In 2016, the Germans appeared to be the least receptive to populist policies, according to a YouGov survey of European Union states. Things seem to have changed.
According to political journalist Albrecht von Lucke people are shifting to the fringes of the political spectrum, and he sees trends towards social division and dissolution. Germany, according to von Lucke, is turning away from consensus and constructive debate.
Germany: No more 'willingness to reach compromises?'
"Dispute is essential to democratic culture," Lucke told DW. "But if this dispute is no longer accompanied by a willingness to reach compromises, and instead every political interest group tries to extract the maximum, then democracy is eroded, then the government loses all authority and, ultimately, positions drift more and more to the fringes."
Political analyst Ursula Münch, Director of the Academy for Political Education in Tutzing, does not see it quite as dramatically.

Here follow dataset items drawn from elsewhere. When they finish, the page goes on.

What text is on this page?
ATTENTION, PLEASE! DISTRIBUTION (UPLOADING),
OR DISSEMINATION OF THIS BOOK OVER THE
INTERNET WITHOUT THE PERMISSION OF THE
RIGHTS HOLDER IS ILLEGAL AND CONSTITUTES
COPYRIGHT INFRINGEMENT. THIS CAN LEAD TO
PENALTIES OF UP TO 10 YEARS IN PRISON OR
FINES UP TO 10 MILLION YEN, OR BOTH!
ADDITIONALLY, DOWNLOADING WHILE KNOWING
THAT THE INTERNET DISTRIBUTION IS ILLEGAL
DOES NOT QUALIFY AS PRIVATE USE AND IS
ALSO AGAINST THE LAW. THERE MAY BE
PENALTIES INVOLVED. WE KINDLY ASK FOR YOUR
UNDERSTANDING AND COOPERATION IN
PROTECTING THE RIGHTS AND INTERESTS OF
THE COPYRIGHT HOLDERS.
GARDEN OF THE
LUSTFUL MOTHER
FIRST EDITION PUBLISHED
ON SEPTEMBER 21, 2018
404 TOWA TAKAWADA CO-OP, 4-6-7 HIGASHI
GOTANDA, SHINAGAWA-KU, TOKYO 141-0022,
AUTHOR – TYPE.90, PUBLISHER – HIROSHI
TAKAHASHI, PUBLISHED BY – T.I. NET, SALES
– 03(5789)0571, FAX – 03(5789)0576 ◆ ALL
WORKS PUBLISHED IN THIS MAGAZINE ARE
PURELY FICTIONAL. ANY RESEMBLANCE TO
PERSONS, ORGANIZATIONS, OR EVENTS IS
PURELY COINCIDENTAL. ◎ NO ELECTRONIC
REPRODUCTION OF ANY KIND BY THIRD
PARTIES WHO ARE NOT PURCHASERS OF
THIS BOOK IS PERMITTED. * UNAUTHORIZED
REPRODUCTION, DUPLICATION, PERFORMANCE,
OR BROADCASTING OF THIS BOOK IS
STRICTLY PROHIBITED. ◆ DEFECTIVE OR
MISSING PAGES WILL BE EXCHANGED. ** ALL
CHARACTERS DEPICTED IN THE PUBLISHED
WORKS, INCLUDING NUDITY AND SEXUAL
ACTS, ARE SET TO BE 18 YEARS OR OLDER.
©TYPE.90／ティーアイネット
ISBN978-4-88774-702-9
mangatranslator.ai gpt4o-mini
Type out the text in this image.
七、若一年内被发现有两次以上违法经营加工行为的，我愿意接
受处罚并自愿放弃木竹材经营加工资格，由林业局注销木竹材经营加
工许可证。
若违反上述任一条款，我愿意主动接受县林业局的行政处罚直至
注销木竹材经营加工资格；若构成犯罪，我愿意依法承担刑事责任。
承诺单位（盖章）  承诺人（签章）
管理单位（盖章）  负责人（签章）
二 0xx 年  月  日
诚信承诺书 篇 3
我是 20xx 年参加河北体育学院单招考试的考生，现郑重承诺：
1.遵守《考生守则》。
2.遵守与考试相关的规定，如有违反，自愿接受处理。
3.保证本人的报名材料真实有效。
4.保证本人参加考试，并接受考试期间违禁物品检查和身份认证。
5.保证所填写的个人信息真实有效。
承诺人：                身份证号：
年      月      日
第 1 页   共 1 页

"I don't think we should talk about society splitting into two equally large halves, but I see that the fringes of society are growing," she told DW, referring to those who express strong discontent and carry out protests like the farmers, but also the train drivers' union.
Both groups of protesters have the power to paralyze large parts of the country. For Lucke, the farmers' protest illustrates that everyone looks out only for themselves at the moment.
"The farmers have almost managed to get all the measures reversed and yet they still fight on to get the very last one reversed, too," Lucke says.
Münch believes that the farmers felt ignored because neither they nor their representatives had been consulted in advance: "They felt pushed to the margins and that their significance had not been recognized."
Many viewed fossil fuel phase-out as state intrusion
Farmers frequently say that they cannot deal with the pace of reform and new regulations in environmental and animal protection. Smaller farms, in particular, say that they are being given too little time to adapt to EU policy changes.
It is a feeling that is familiar to other parts of society. When the news emerged in 2023 that the government was planning to phase out fossil fuel heatings quickly, this prompted a big public outcry. Robert Habeck, in particular, came in for a bashing, but the coalition parties all declined in the polls.
"Up to then, people said 'we understand that things have to change a little,'" Münch said. "But that they would feel it so directly in their purses and wallets, their own basements and garages, that is the actual change that made people see this state as intrusive all of a sudden."
Hardly anyone in Germany really needs to feel overburdened, according to Münch: "We are a country that has a lot of resources, that is a welfare state." Understandably, people have concerns, but "we shouldn't let ourselves get carried away," she said.
AfD on the rise
But far-right populists beg to differ. The party that is profiting from all the discontent is the populist far-right Alternative for Germany party (AfD). Its approval ratings have continued to climb. In the eastern German states of Saxony, Thuringia and Brandenburg, where state elections are taking place in September, it is polling as the strongest party by far.
The AfD is fueling polarization.
"At the moment, I believe that there is a threat only because a part of the population may be easily instrumentalized," Münch said, adding that there is a growing number of people who say they are only being fed a pack of lies.
Journalist von Lucke is expecting 2024 to be a year of protest votes, especially as the problems within the coalition government show no sign of ending. "The quarrels will continue, frustration will grow in the country and we will be faced with protest votes."
This article was originally written in German.